Fab fragment of the chimeric human-murine monoclonal antibody 7E3. Abciximab binds to the glycoprotein (GP) IIb/IIIa receptor of human platelets and inhibits platelet aggregation by preventing the binding of fibrinogen, von Willebrand factor and other adhesive molecules.
BrandsReoPro
CategoriesAnticoagulants
Antiplatelet Agents
PackagersCentocor Ortho Biotech Inc.
Eli Lilly & Co.
Hospira Inc.
JHP Pharmaceuticals LLC
Synonyms7E3 antibody
antiGPIIBIIIa
c7E3
ReoPro

indication

Abciximab is indicated as an adjunct to percutaneous coronary intervention for the prevention of cardiac ischemic complications in patients undergoing percutaneous coronary intervention and in patients with unstable angina not responding to conventional medical therapy when percutaneous coronary intervention is planned within 24 hours.

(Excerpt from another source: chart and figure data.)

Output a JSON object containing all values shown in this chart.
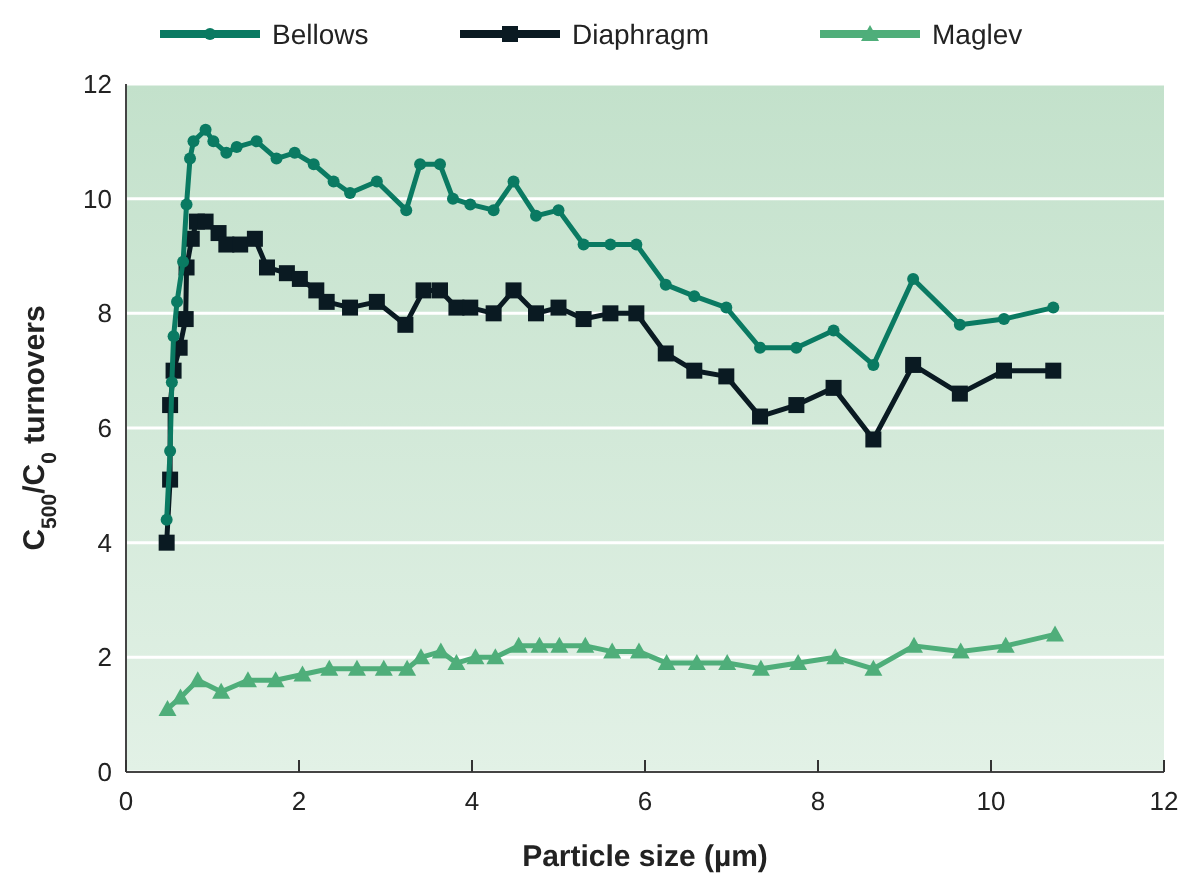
{
  "chart_data": {
    "type": "line",
    "xlabel": "Particle size (µm)",
    "ylabel": "C$_{500}$/C$_{0}$ turnovers",
    "xlim": [
      0,
      12
    ],
    "ylim": [
      0,
      12
    ],
    "xticks": [
      0,
      2,
      4,
      6,
      8,
      10,
      12
    ],
    "yticks": [
      0,
      2,
      4,
      6,
      8,
      10,
      12
    ],
    "grid": "y",
    "legend": "top",
    "line_style": "solid",
    "series": [
      {
        "name": "Bellows",
        "color": "#0a7a62",
        "marker": "circle",
        "x": [
          0.47,
          0.51,
          0.53,
          0.55,
          0.59,
          0.66,
          0.7,
          0.74,
          0.78,
          0.92,
          1.01,
          1.16,
          1.28,
          1.51,
          1.74,
          1.95,
          2.17,
          2.4,
          2.59,
          2.9,
          3.24,
          3.4,
          3.63,
          3.78,
          3.98,
          4.25,
          4.48,
          4.74,
          5.0,
          5.29,
          5.6,
          5.9,
          6.24,
          6.57,
          6.94,
          7.33,
          7.75,
          8.18,
          8.64,
          9.1,
          9.64,
          10.15,
          10.72
        ],
        "values": [
          4.4,
          5.6,
          6.8,
          7.6,
          8.2,
          8.9,
          9.9,
          10.7,
          11.0,
          11.2,
          11.0,
          10.8,
          10.9,
          11.0,
          10.7,
          10.8,
          10.6,
          10.3,
          10.1,
          10.3,
          9.8,
          10.6,
          10.6,
          10.0,
          9.9,
          9.8,
          10.3,
          9.7,
          9.8,
          9.2,
          9.2,
          9.2,
          8.5,
          8.3,
          8.1,
          7.4,
          7.4,
          7.7,
          7.1,
          8.6,
          7.8,
          7.9,
          8.1
        ]
      },
      {
        "name": "Diaphragm",
        "color": "#0a1a22",
        "marker": "square",
        "x": [
          0.47,
          0.51,
          0.51,
          0.55,
          0.62,
          0.69,
          0.7,
          0.76,
          0.82,
          0.92,
          1.07,
          1.16,
          1.32,
          1.49,
          1.63,
          1.86,
          2.01,
          2.2,
          2.32,
          2.59,
          2.9,
          3.23,
          3.44,
          3.63,
          3.82,
          3.98,
          4.25,
          4.48,
          4.74,
          5.0,
          5.29,
          5.6,
          5.9,
          6.24,
          6.57,
          6.94,
          7.33,
          7.75,
          8.18,
          8.64,
          9.1,
          9.64,
          10.15,
          10.72
        ],
        "values": [
          4.0,
          5.1,
          6.4,
          7.0,
          7.4,
          7.9,
          8.8,
          9.3,
          9.6,
          9.6,
          9.4,
          9.2,
          9.2,
          9.3,
          8.8,
          8.7,
          8.6,
          8.4,
          8.2,
          8.1,
          8.2,
          7.8,
          8.4,
          8.4,
          8.1,
          8.1,
          8.0,
          8.4,
          8.0,
          8.1,
          7.9,
          8.0,
          8.0,
          7.3,
          7.0,
          6.9,
          6.2,
          6.4,
          6.7,
          5.8,
          7.1,
          6.6,
          7.0,
          7.0
        ]
      },
      {
        "name": "Maglev",
        "color": "#4fae7a",
        "marker": "triangle",
        "x": [
          0.48,
          0.63,
          0.83,
          1.1,
          1.41,
          1.73,
          2.04,
          2.35,
          2.67,
          2.98,
          3.25,
          3.41,
          3.64,
          3.82,
          4.04,
          4.27,
          4.54,
          4.78,
          5.01,
          5.31,
          5.62,
          5.93,
          6.25,
          6.6,
          6.95,
          7.34,
          7.77,
          8.2,
          8.64,
          9.11,
          9.65,
          10.17,
          10.74
        ],
        "values": [
          1.1,
          1.3,
          1.6,
          1.4,
          1.6,
          1.6,
          1.7,
          1.8,
          1.8,
          1.8,
          1.8,
          2.0,
          2.1,
          1.9,
          2.0,
          2.0,
          2.2,
          2.2,
          2.2,
          2.2,
          2.1,
          2.1,
          1.9,
          1.9,
          1.9,
          1.8,
          1.9,
          2.0,
          1.8,
          2.2,
          2.1,
          2.2,
          2.4
        ]
      }
    ]
  }
}
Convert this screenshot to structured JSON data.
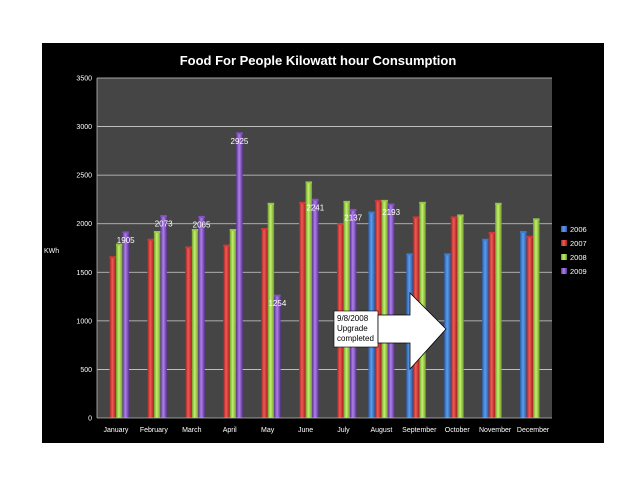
{
  "chart_data": {
    "type": "bar",
    "title": "Food For People Kilowatt hour Consumption",
    "ylabel": "KWh",
    "xlabel": "",
    "ylim": [
      0,
      3500
    ],
    "yticks": [
      0,
      500,
      1000,
      1500,
      2000,
      2500,
      3000,
      3500
    ],
    "grid": true,
    "legend_position": "right",
    "categories": [
      "January",
      "February",
      "March",
      "April",
      "May",
      "June",
      "July",
      "August",
      "September",
      "October",
      "November",
      "December"
    ],
    "series": [
      {
        "name": "2006",
        "color": "#3b7fd4",
        "values": [
          null,
          null,
          null,
          null,
          null,
          null,
          null,
          2110,
          1680,
          1680,
          1830,
          1910
        ]
      },
      {
        "name": "2007",
        "color": "#d83a36",
        "values": [
          1650,
          1830,
          1750,
          1770,
          1940,
          2210,
          1990,
          2230,
          2060,
          2060,
          1900,
          1860
        ]
      },
      {
        "name": "2008",
        "color": "#9ed24a",
        "values": [
          1780,
          1910,
          1930,
          1930,
          2200,
          2420,
          2220,
          2230,
          2210,
          2080,
          2200,
          2040
        ]
      },
      {
        "name": "2009",
        "color": "#8a55c8",
        "values": [
          1905,
          2073,
          2065,
          2925,
          1254,
          2241,
          2137,
          2193,
          null,
          null,
          null,
          null
        ]
      }
    ],
    "data_labels": [
      {
        "series": "2009",
        "category": "January",
        "text": "1905"
      },
      {
        "series": "2009",
        "category": "February",
        "text": "2073"
      },
      {
        "series": "2009",
        "category": "March",
        "text": "2065"
      },
      {
        "series": "2009",
        "category": "April",
        "text": "2925"
      },
      {
        "series": "2009",
        "category": "May",
        "text": "1254"
      },
      {
        "series": "2009",
        "category": "June",
        "text": "2241"
      },
      {
        "series": "2009",
        "category": "July",
        "text": "2137"
      },
      {
        "series": "2009",
        "category": "August",
        "text": "2193"
      }
    ],
    "annotation": {
      "lines": [
        "9/8/2008",
        "Upgrade",
        "completed"
      ],
      "arrow_direction": "right"
    }
  }
}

Abciximab is intended for use with aspirin and heparin and has been studied only in that setting.

pharmacology

Abciximab inhibits platelet aggregation by preventing the binding of fibrinogen, von Willebrand factor, and other adhesive molecules to GPIIb/IIIa receptor sites on activated platelets. GPIIb/IIIa is the major surface receptor involved in the final pathway of platelet aggregation. Abciximab is thought to proclude GPIIb/IIIa substrate binding via steric hindrance and/or conformational effects rather than by direct interaction with the arginine-glycine-aspartic acid binding site of the receptor.

mechanism of action

Abciximab binds to the intact platelet GPIIb/IIIa receptor, which is a member of the integrin family of adhesion receptors and the major platelet surface receptor involved in platelet aggregation. This binding is thought to involve steric hindrance and/or conformational alterations which block access of large molecules to the receptor rather than direct interaction with the RGD (arginine-glycine-aspartic acid) binding site of GPIIb/IIIa.

biotransformation

Most likely removed by opsonization via the reticuloendothelial system when bound to platelets, or by human antimurine antibody production. Excreted renally.

half life

10-30 min

drug interactions

Ginkgo biloba: Additive anticoagulant/antiplatelet effects may increase bleed risk. Concomitant therapy should be avoided.

Tirofiban: Additive effects. Concomitant use is contraindicated.

Trastuzumab: Abciximab may increase the risk of a hypersensitivy reaction to Trastuzumab.

Treprostinil: The prostacyclin analogue, Treprostinil, increases the risk of bleeding when combined with the antiplatelet agent, Abciximab. Monitor for increased bleeding during concomitant thearpy.